Valdir ajuizou ação de obrigação de fazer e formulou três pedidos cumulativos em face de Giulia. Por entender que um deles mostrava-se incontroverso, o juiz, antecipadamente, julgou-o procedente, nos termos do artigo 356, I, do CPC. Quanto aos demais, entendeu ser necessária a dilação probatória e, por isso, designou audiência de instrução. Em relação ao pedido julgado procedente, Giulia poderá
- A)interpor agravo de instrumento, no prazo de 15 dias úteis contados da intimação da decisão.
Correta, porque o julgamento antecipado parcial do mérito é impugnável por agravo de instrumento, nos termos do art. 356, §5º, do CPC.
- B)opor embargos de declaração, no prazo de 15 dias úteis contados da intimação da decisão.
Errada, porque embargos de declaração só servem para esclarecer omissão, contradição, obscuridade ou erro material, e não substituem o recurso adequado.

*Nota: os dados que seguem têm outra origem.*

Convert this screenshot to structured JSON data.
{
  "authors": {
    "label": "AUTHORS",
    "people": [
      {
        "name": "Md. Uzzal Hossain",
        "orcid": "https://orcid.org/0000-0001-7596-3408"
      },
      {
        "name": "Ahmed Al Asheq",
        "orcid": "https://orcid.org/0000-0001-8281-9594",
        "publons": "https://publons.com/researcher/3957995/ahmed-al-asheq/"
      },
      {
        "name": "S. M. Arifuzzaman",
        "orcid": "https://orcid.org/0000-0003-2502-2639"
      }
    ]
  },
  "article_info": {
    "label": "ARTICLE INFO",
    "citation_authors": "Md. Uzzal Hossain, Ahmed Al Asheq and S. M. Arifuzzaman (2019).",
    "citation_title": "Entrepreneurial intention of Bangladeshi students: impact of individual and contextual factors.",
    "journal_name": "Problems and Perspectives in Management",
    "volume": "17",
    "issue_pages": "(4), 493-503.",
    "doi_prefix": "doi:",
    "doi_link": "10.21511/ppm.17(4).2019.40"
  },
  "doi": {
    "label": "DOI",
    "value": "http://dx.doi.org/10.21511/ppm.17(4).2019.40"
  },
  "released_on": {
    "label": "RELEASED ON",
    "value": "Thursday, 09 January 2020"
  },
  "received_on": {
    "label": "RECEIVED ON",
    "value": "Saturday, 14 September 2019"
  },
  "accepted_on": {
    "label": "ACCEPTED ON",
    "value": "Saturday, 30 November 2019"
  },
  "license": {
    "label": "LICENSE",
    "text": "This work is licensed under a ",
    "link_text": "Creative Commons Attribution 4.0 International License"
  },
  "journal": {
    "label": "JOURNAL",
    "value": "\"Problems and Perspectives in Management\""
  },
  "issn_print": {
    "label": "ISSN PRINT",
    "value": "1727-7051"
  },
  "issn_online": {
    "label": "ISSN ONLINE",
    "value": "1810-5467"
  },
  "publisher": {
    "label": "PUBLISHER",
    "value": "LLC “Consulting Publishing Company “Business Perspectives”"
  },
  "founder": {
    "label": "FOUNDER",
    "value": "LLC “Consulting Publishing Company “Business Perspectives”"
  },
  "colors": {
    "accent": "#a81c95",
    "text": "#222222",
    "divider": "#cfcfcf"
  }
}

- C)aguardar a sentença em relação aos demais pedidos, para, então, questioná-lo em preliminar de apelação ou nas contrarrazões.
Errada, porque não se trata de capítulo impugnável apenas depois da sentença; a lei prevê impugnação imediata por agravo de instrumento.
- D)impetrar mandado de segurança, em virtude da ausência de recurso previsto para esta hipótese.
Errada, porque existe recurso previsto para essa hipótese, afastando a necessidade de mandado de segurança.
- E)interpor apelação, no prazo de 15 dias úteis contados da intimação da decisão.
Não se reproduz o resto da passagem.